Hans Peter Wollseifer: Wir als Handwerker und Handwerksorganisationen legen sehr großen Wert auf Steuerehrlichkeit. Das will ich ausdrücklich betonen. Hier geht es aber um eine massive Ausweitung von Bürokratie und Dokumentationspflicht, die so überhaupt nicht notwendig und deshalb nicht richtig ist. Unsere Betriebe investieren in zertifizierte, manipulationssichere Kassensysteme und somit in Sicherheit und Steuerehrlichkeit. Zusätzlich jetzt noch Bons ausgeben zu müssen ist völlig überzogen. Jeder Kunde, der bisher einen Bon haben wollte, hat auch einen bekommen. Das ist richtig so und soll auch weiter so bleiben.

Reicht die vorgegebene technische Sicherungseinrichtung nicht aus?

Nach unserer Meinung reicht sie absolut aus.

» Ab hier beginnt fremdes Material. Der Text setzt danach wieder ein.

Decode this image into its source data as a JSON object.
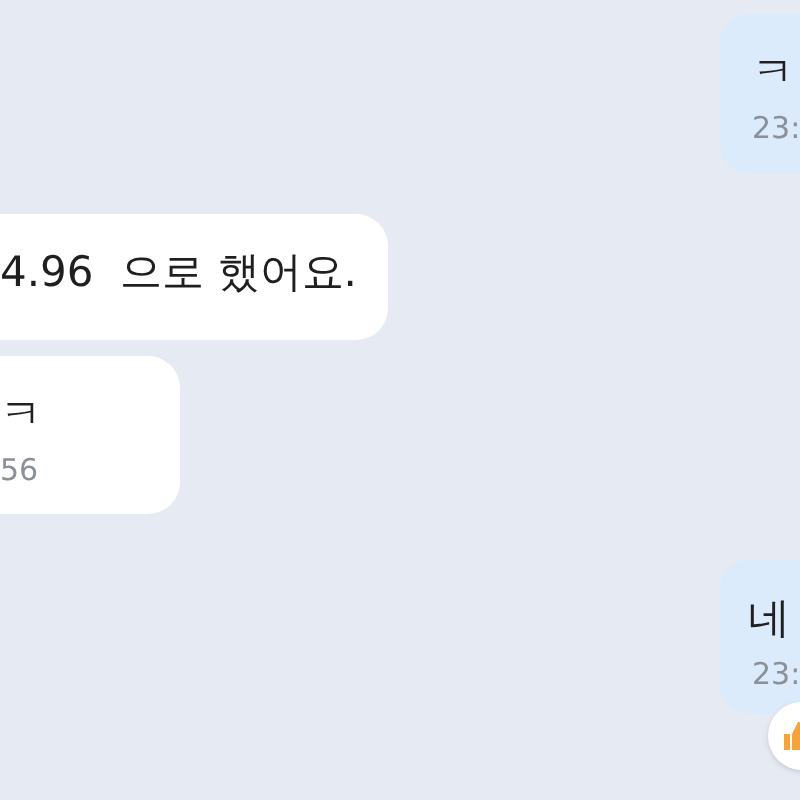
{
  "messages": [
    {
      "kind": "sent",
      "text": "ㅋ",
      "time": "23:",
      "reacted": false
    },
    {
      "kind": "received",
      "text": "4.96  으로 했어요.",
      "reacted": false
    },
    {
      "kind": "received",
      "text": "ㅋ",
      "time": "56",
      "reacted": false
    },
    {
      "kind": "sent",
      "text": "네",
      "time": "23:",
      "reacted": true
    }
  ]
}
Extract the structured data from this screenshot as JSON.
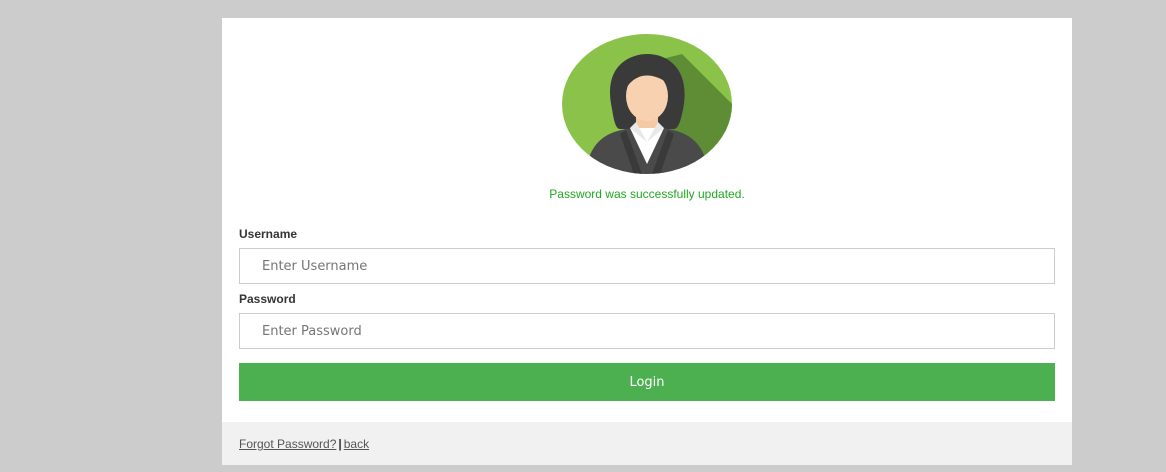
{
  "avatar": {
    "icon": "user-avatar-icon",
    "background_color": "#8bc34a"
  },
  "message": {
    "text": "Password was successfully updated.",
    "color": "#21a821"
  },
  "username": {
    "label": "Username",
    "placeholder": "Enter Username",
    "value": ""
  },
  "password": {
    "label": "Password",
    "placeholder": "Enter Password",
    "value": ""
  },
  "login_button": {
    "label": "Login",
    "color": "#4caf50"
  },
  "footer": {
    "forgot_label": "Forgot Password?",
    "separator": "|",
    "back_label": "back"
  }
}
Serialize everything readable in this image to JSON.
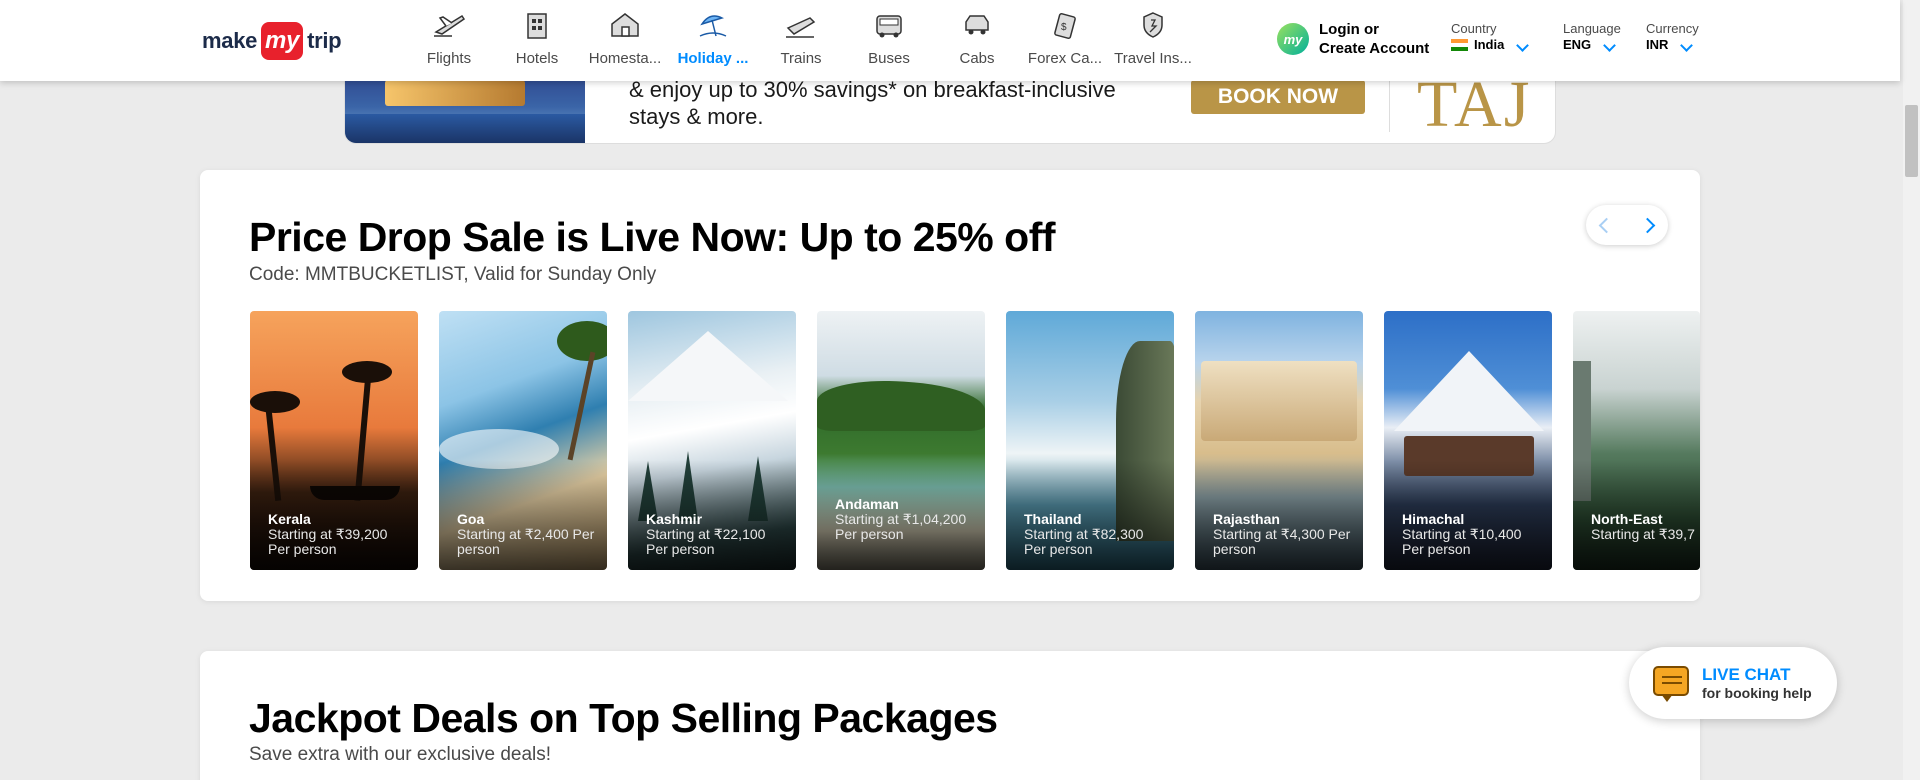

Die Belegpflicht ist ein gutes Beispiel dafür, wie Politik den heimischen Unternehmern das Leben schwer machen kann. Ist das der Grund, warum auch die Zahl der Selbstständigen 2019 zurückgegangen ist? Wo sehen Sie Ansatzpunkte, diese negativen Entwicklungen umzukehren und die Rahmenbedingungen für erfolgreiches Unternehmertum in Deutschland zu verbessern?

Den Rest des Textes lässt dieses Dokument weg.